I find myself thinking about this concept of striping back the weight. It is like taking off that diving bell suit that Mathieu Almaric wears in “The Diving Bell and the Butterfly.” I’ve written about this before, how strongly Jean Dominique Bauby’s story speaks, that while “locked-in”, he told a story, blink-by-blink, letter-by-letter.
Mum posted today. She writes “I find myself thinking about what Barbara Johnson said, that we are “Easter people living in a Good Friday world.” I consider how easy it is to get stuck on the bad news. In Jesus’ time the resurrection happened in just two days, but in our lives sometimes it takes much longer…When I think about Easter I picture my dad in his clergy robes and I hear him saying, “Christ has died, Christ is risen, Christ will come again.”” Mum and Sam teach me to find buoyancy in difficulty.

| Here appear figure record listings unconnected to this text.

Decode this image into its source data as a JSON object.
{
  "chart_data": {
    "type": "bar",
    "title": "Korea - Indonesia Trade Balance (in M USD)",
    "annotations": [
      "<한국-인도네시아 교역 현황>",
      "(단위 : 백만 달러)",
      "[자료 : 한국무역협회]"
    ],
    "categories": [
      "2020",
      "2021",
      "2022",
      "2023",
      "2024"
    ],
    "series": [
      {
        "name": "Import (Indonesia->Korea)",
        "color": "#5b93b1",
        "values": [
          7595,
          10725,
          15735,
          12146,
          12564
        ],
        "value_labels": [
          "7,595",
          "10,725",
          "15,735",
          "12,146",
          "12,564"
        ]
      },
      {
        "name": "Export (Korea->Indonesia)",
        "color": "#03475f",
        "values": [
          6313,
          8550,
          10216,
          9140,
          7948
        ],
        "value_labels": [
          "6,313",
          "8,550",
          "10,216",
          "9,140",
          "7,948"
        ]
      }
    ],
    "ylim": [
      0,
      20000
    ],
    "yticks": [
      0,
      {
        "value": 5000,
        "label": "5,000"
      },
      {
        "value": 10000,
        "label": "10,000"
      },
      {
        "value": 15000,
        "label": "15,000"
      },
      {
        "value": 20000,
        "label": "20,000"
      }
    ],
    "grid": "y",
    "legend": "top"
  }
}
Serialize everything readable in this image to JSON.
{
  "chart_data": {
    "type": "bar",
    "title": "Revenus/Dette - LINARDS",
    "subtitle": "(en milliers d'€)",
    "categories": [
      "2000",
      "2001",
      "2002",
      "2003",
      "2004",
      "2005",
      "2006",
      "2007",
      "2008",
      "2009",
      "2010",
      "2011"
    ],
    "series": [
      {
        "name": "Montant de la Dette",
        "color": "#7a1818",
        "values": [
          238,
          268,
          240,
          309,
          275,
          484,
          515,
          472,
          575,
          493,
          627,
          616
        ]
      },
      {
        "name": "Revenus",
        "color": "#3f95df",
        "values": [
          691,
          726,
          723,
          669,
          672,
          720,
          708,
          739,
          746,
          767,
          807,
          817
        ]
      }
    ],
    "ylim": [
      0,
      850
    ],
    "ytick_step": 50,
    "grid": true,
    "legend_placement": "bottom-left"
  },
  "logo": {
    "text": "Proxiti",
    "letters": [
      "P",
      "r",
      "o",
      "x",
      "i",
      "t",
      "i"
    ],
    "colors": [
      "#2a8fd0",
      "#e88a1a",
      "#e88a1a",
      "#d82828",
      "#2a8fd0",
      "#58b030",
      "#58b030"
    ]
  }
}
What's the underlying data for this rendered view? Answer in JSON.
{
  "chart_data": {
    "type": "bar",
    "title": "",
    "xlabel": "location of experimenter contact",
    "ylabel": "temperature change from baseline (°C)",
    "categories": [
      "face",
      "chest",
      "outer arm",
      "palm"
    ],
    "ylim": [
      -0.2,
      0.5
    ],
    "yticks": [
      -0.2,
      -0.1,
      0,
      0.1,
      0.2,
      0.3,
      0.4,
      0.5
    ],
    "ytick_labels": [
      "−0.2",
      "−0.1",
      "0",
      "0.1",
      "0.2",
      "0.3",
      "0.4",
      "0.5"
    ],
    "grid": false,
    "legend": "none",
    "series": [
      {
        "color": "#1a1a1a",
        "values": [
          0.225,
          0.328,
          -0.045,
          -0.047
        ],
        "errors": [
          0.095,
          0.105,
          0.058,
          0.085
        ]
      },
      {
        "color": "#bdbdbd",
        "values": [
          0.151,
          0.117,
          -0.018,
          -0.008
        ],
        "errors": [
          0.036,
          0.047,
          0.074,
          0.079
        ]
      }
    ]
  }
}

Jon Foreman writes “you’re a needle girl, in a haystack world, we are right now”. We are called to hope. In hope, against hope we believe (Romans 4.18). Indeed we are in process of restoration. As Bill Johnson says “we have not yet arrived.” And still, we are in such good hands.
As quoted, in the Rumpus;
“In his youth, Calvino wrote tangible, considered stories, fictions rooted to the ground with references to the political and social backdrop of his own 1940s Italy – stories about soldiers on trains, factory workers, bachelors. Before long, he grew weary of such realism, finding it increasingly difficult to synchronise his instinctive impulse to write with the frantic spectacle of his surroundings. A gulf grew: Calvino wanted his writing to be deft, nimble, light, but the world around proved to be increasingly heavy and material. And so he began to remove the weight from his writing, and in doing so gained a lightness which in time produced masterworks like Invisible Cities and If on a Winter’s Night a Traveller, writings that speak to the universe, that speak across place and time.”
Resurrection Sunday, hope eternal. And so we live in Him in Great hope, until perfect lightness takes us home.